Мы сели на лавочку, бульвар был пуст. Впрочем, Сретенский всегда был малолюднее Чистопрудного. Почему-то по вечерам отсюда тянуло уйти.
– Я жил спокойной… относительно спокойной жизнью, а теперь… Отказаться – а может быть, это последняя, ниспосланная мне Богом любовь? – Волнуясь, он стал говорить театрально, так ему, видимо, было сподручнее выражать свои чувства. – Я перестал ориентироваться в жизни: что мне надо и от чего следует бежать. Меня преследует пушкинское: «И может быть, на мой закат печальный мелькнет любовь улыбкою прощальной». Понимаете, мелькнула, а я – не знаю, что делать?
– А жена?
– Помилуйте, дорогой! Мы – с мамой…
– Сколько же ей?
– Восемьдесят девять!
– Люди жаждут любви, я вы противитесь…
– А если она… – он не хотел, стеснялся произнести. – А если она…
– Обманывает? – помог я. – Реально и такое. Но лакомая ли вы добыча? Кстати, я думал, вы женаты.
– Жена в Америке, уехала туда к сыну.
– А вы?
– А кому я там нужен?! И потом – мама, тащить ее через океан?
– А маме она не нравится, – понял я. – Значит, она была у вас дома?
– Ну, конечно!
Человек, долгие годы учивший других психологическому оправданию существования на сцене, смотрел на меня беспомощно и с надеждой.
– Ну, вы сначала разберитесь: любите ли вы? Нужна ли она вам?
– Кажется, да, ну… как бы это сказать?
– Боитесь, что птичка улетит, а на подоконник сядет ворона?
– Да.
– А любит ли она вас действительно?
– Говорит, что «да», но… мама не верит.
– Но она красивая?
– Очень! – быстро сказал Икс Игрекович.
– Вам с ней хорошо?
– Хорошо, но как-то так… как-то тревожно, что ли?
– Ее родители вас знают?
– Нет, нет, Боже упаси!
– Ну, а плюнуть на все и жить вместе?
– Испортить маме последние годы? Как это – по квартире будет ходить незнакомый человек?..

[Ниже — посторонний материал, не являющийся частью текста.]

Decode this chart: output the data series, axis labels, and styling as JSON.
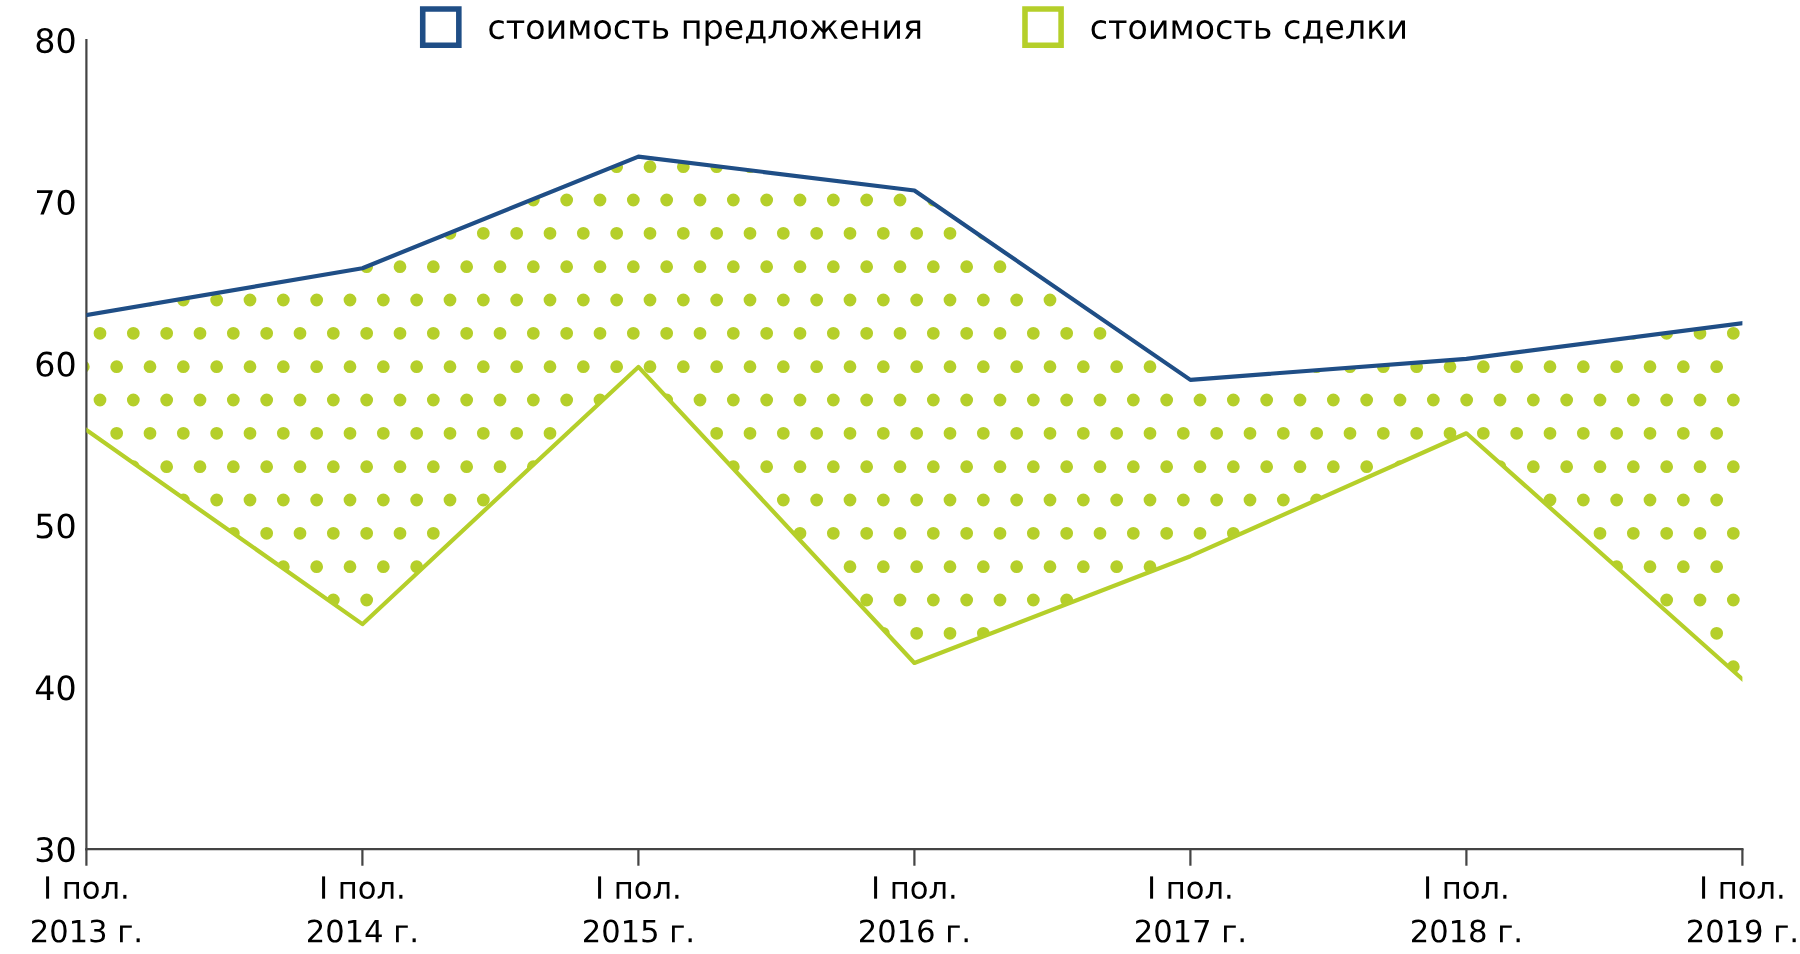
{
  "chart_data": {
    "type": "line",
    "categories": [
      "I пол.\n2013 г.",
      "I пол.\n2014 г.",
      "I пол.\n2015 г.",
      "I пол.\n2016 г.",
      "I пол.\n2017 г.",
      "I пол.\n2018 г.",
      "I пол.\n2019 г."
    ],
    "series": [
      {
        "name": "стоимость предложения",
        "color": "#1f4e86",
        "values": [
          63.0,
          65.9,
          72.8,
          70.7,
          59.0,
          60.3,
          62.5
        ]
      },
      {
        "name": "стоимость сделки",
        "color": "#b5cf2a",
        "values": [
          55.9,
          43.9,
          59.8,
          41.5,
          48.1,
          55.7,
          40.5
        ],
        "lower": [
          55.9,
          43.9,
          59.8,
          41.5,
          48.1,
          55.7,
          40.5
        ],
        "upper": [
          63.0,
          65.9,
          72.8,
          70.7,
          59.0,
          60.3,
          62.5
        ]
      }
    ],
    "ylim": [
      30,
      80
    ],
    "yticks": [
      30,
      40,
      50,
      60,
      70,
      80
    ],
    "grid": false,
    "legend": "top"
  }
}
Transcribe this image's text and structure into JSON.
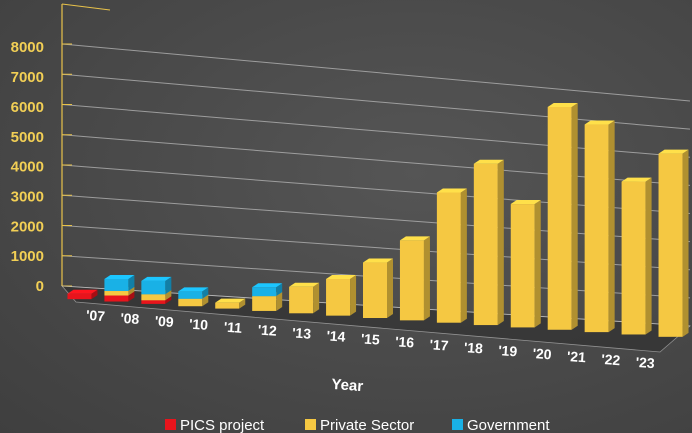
{
  "chart_data": {
    "type": "bar",
    "stacked": true,
    "three_d": true,
    "categories": [
      "'07",
      "'08",
      "'09",
      "'10",
      "'11",
      "'12",
      "'13",
      "'14",
      "'15",
      "'16",
      "'17",
      "'18",
      "'19",
      "'20",
      "'21",
      "'22",
      "'23"
    ],
    "series": [
      {
        "name": "PICS project",
        "color": "#e8141c",
        "values": [
          180,
          200,
          120,
          0,
          0,
          0,
          0,
          0,
          0,
          0,
          0,
          0,
          0,
          0,
          0,
          0,
          0
        ]
      },
      {
        "name": "Private Sector",
        "color": "#f5c842",
        "values": [
          0,
          150,
          200,
          250,
          200,
          500,
          900,
          1250,
          1900,
          2750,
          4500,
          5600,
          4300,
          7800,
          7300,
          5400,
          6500
        ]
      },
      {
        "name": "Government",
        "color": "#19b1e6",
        "values": [
          0,
          400,
          450,
          250,
          0,
          300,
          0,
          0,
          0,
          0,
          0,
          0,
          0,
          0,
          0,
          0,
          0
        ]
      }
    ],
    "xlabel": "Year",
    "ylabel": "",
    "ylim": [
      0,
      8000
    ],
    "yticks": [
      0,
      1000,
      2000,
      3000,
      4000,
      5000,
      6000,
      7000,
      8000
    ],
    "grid": true,
    "legend_position": "bottom"
  }
}
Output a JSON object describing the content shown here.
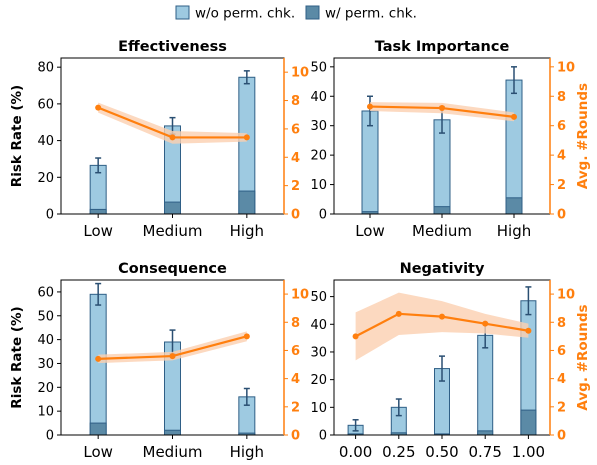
{
  "legend": [
    {
      "label": "w/o perm. chk.",
      "color": "#9ecae1"
    },
    {
      "label": "w/ perm. chk.",
      "color": "#5b8aa6"
    }
  ],
  "colors": {
    "bar_light": "#9ecae1",
    "bar_dark": "#5b8aa6",
    "bar_edge": "#2f5f86",
    "errbar": "#2a4f72",
    "line": "#ff7f0e",
    "band": "#fbd0b0"
  },
  "chart_data": [
    {
      "type": "bar",
      "title": "Effectiveness",
      "ylabel": "Risk Rate (%)",
      "y2label": "",
      "categories": [
        "Low",
        "Medium",
        "High"
      ],
      "ylim": [
        0,
        85
      ],
      "yticks": [
        0,
        20,
        40,
        60,
        80
      ],
      "y2lim": [
        0,
        11
      ],
      "y2ticks": [
        0,
        2,
        4,
        6,
        8,
        10
      ],
      "series": [
        {
          "name": "w/o perm. chk.",
          "values": [
            26.5,
            48.0,
            74.5
          ],
          "errors": [
            4.0,
            4.5,
            3.5
          ]
        },
        {
          "name": "w/ perm. chk.",
          "values": [
            2.5,
            6.5,
            12.5
          ]
        }
      ],
      "line": {
        "values": [
          7.5,
          5.4,
          5.4
        ],
        "band": [
          0.35,
          0.45,
          0.3
        ]
      }
    },
    {
      "type": "bar",
      "title": "Task Importance",
      "ylabel": "",
      "y2label": "Avg. #Rounds",
      "categories": [
        "Low",
        "Medium",
        "High"
      ],
      "ylim": [
        0,
        53
      ],
      "yticks": [
        0,
        10,
        20,
        30,
        40,
        50
      ],
      "y2lim": [
        0,
        10.6
      ],
      "y2ticks": [
        0,
        2,
        4,
        6,
        8,
        10
      ],
      "series": [
        {
          "name": "w/o perm. chk.",
          "values": [
            35.0,
            32.0,
            45.5
          ],
          "errors": [
            5.0,
            4.5,
            4.5
          ]
        },
        {
          "name": "w/ perm. chk.",
          "values": [
            0.8,
            2.5,
            5.5
          ]
        }
      ],
      "line": {
        "values": [
          7.3,
          7.2,
          6.6
        ],
        "band": [
          0.3,
          0.35,
          0.3
        ]
      }
    },
    {
      "type": "bar",
      "title": "Consequence",
      "ylabel": "Risk Rate (%)",
      "y2label": "",
      "categories": [
        "Low",
        "Medium",
        "High"
      ],
      "ylim": [
        0,
        65
      ],
      "yticks": [
        0,
        10,
        20,
        30,
        40,
        50,
        60
      ],
      "y2lim": [
        0,
        11
      ],
      "y2ticks": [
        0,
        2,
        4,
        6,
        8,
        10
      ],
      "series": [
        {
          "name": "w/o perm. chk.",
          "values": [
            59.0,
            39.0,
            16.0
          ],
          "errors": [
            4.5,
            5.0,
            3.5
          ]
        },
        {
          "name": "w/ perm. chk.",
          "values": [
            5.0,
            2.0,
            0.8
          ]
        }
      ],
      "line": {
        "values": [
          5.4,
          5.6,
          7.0
        ],
        "band": [
          0.3,
          0.3,
          0.35
        ]
      }
    },
    {
      "type": "bar",
      "title": "Negativity",
      "ylabel": "",
      "y2label": "Avg. #Rounds",
      "categories": [
        "0.00",
        "0.25",
        "0.50",
        "0.75",
        "1.00"
      ],
      "ylim": [
        0,
        56
      ],
      "yticks": [
        0,
        10,
        20,
        30,
        40,
        50
      ],
      "y2lim": [
        0,
        11
      ],
      "y2ticks": [
        0,
        2,
        4,
        6,
        8,
        10
      ],
      "series": [
        {
          "name": "w/o perm. chk.",
          "values": [
            3.5,
            10.0,
            24.0,
            36.0,
            48.5
          ],
          "errors": [
            2.0,
            3.0,
            4.5,
            4.5,
            5.0
          ]
        },
        {
          "name": "w/ perm. chk.",
          "values": [
            0.4,
            0.8,
            0.4,
            1.5,
            9.0
          ]
        }
      ],
      "line": {
        "values": [
          7.0,
          8.6,
          8.4,
          7.9,
          7.4
        ],
        "band": [
          1.7,
          1.5,
          1.1,
          0.7,
          0.5
        ]
      }
    }
  ]
}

– Но жена до этого ходила… третья.
– Мы с женой… третьей, прожили двадцать шесть лет, и она бы не уехала, но надо помогать сыну… там.

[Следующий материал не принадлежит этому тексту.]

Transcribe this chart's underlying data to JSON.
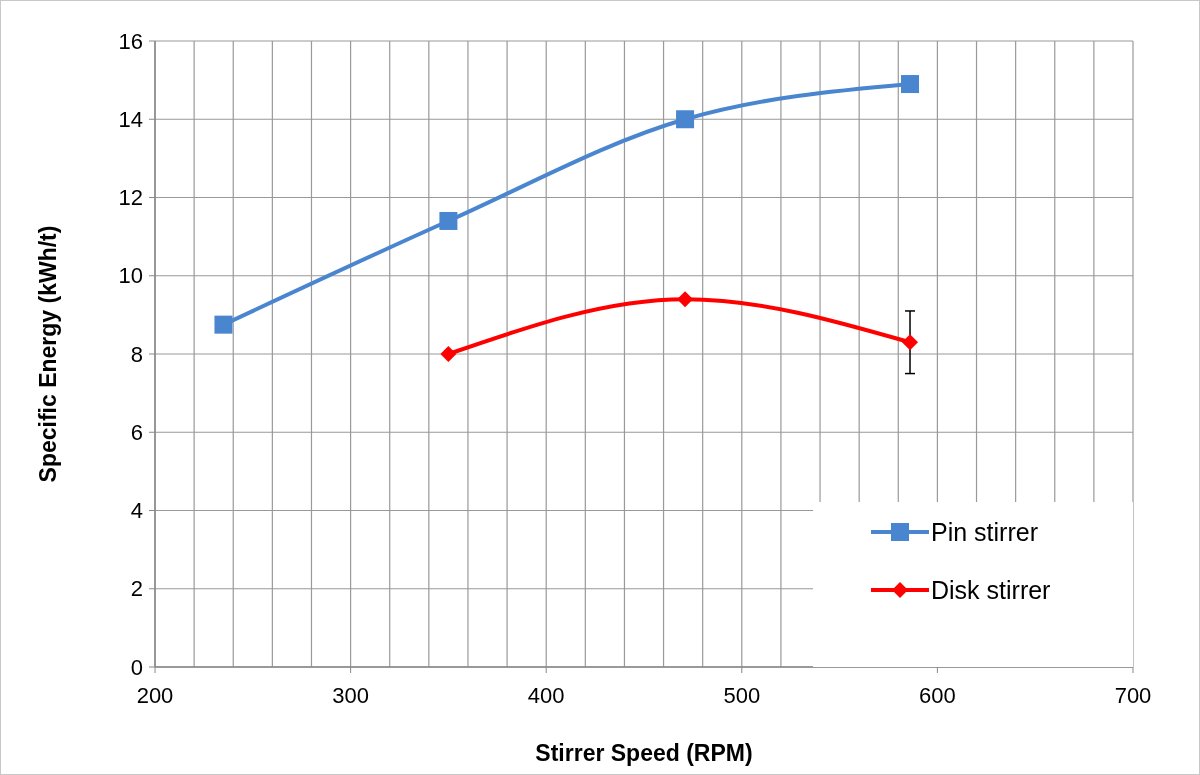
{
  "chart_data": {
    "type": "line",
    "xlabel": "Stirrer Speed (RPM)",
    "ylabel": "Specific Energy (kWh/t)",
    "xlim": [
      200,
      700
    ],
    "xticks": [
      200,
      {
        "value": 220,
        "label": null
      },
      {
        "value": 240,
        "label": null
      },
      {
        "value": 260,
        "label": null
      },
      {
        "value": 280,
        "label": null
      },
      300,
      {
        "value": 320,
        "label": null
      },
      {
        "value": 340,
        "label": null
      },
      {
        "value": 360,
        "label": null
      },
      {
        "value": 380,
        "label": null
      },
      400,
      {
        "value": 420,
        "label": null
      },
      {
        "value": 440,
        "label": null
      },
      {
        "value": 460,
        "label": null
      },
      {
        "value": 480,
        "label": null
      },
      500,
      {
        "value": 520,
        "label": null
      },
      {
        "value": 540,
        "label": null
      },
      {
        "value": 560,
        "label": null
      },
      {
        "value": 580,
        "label": null
      },
      600,
      {
        "value": 620,
        "label": null
      },
      {
        "value": 640,
        "label": null
      },
      {
        "value": 660,
        "label": null
      },
      {
        "value": 680,
        "label": null
      },
      700
    ],
    "ylim": [
      0,
      16
    ],
    "yticks": [
      0,
      2,
      4,
      6,
      8,
      10,
      12,
      14,
      16
    ],
    "grid": true,
    "legend": "bottom right",
    "series": [
      {
        "name": "Pin stirrer",
        "color": "#4a86d0",
        "marker": "square",
        "x": [
          235,
          350,
          471,
          586
        ],
        "values": [
          8.75,
          11.4,
          14.0,
          14.9
        ]
      },
      {
        "name": "Disk stirrer",
        "color": "#ff0000",
        "marker": "diamond",
        "x": [
          350,
          471,
          586
        ],
        "values": [
          8.0,
          9.4,
          8.3
        ],
        "errors": [
          null,
          null,
          [
            7.5,
            9.1
          ]
        ]
      }
    ]
  }
}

Да, могут любимые женщины отравить человеку жизнь! Помню, в армии, перед дембелем, все в ожидании свободы, в предвкушении, а Лукин – здоровенный сибиряк, тракторист, комбайнер, все грустнее с каждым днем, все мрачнее. Поделился со мной. «Сажусь, – говорит, – за стол – жена свою тарелку ставит, мать – свою. Съем из материной – жена обижается, съем из жениной – мать. Хоть в армии три года отдохнул, а скоро опять…» «Образумятся, утрясется…» – попытался успокоить я. «Нет, – сказал он, – я, когда в отпуск ездил, то же самое было».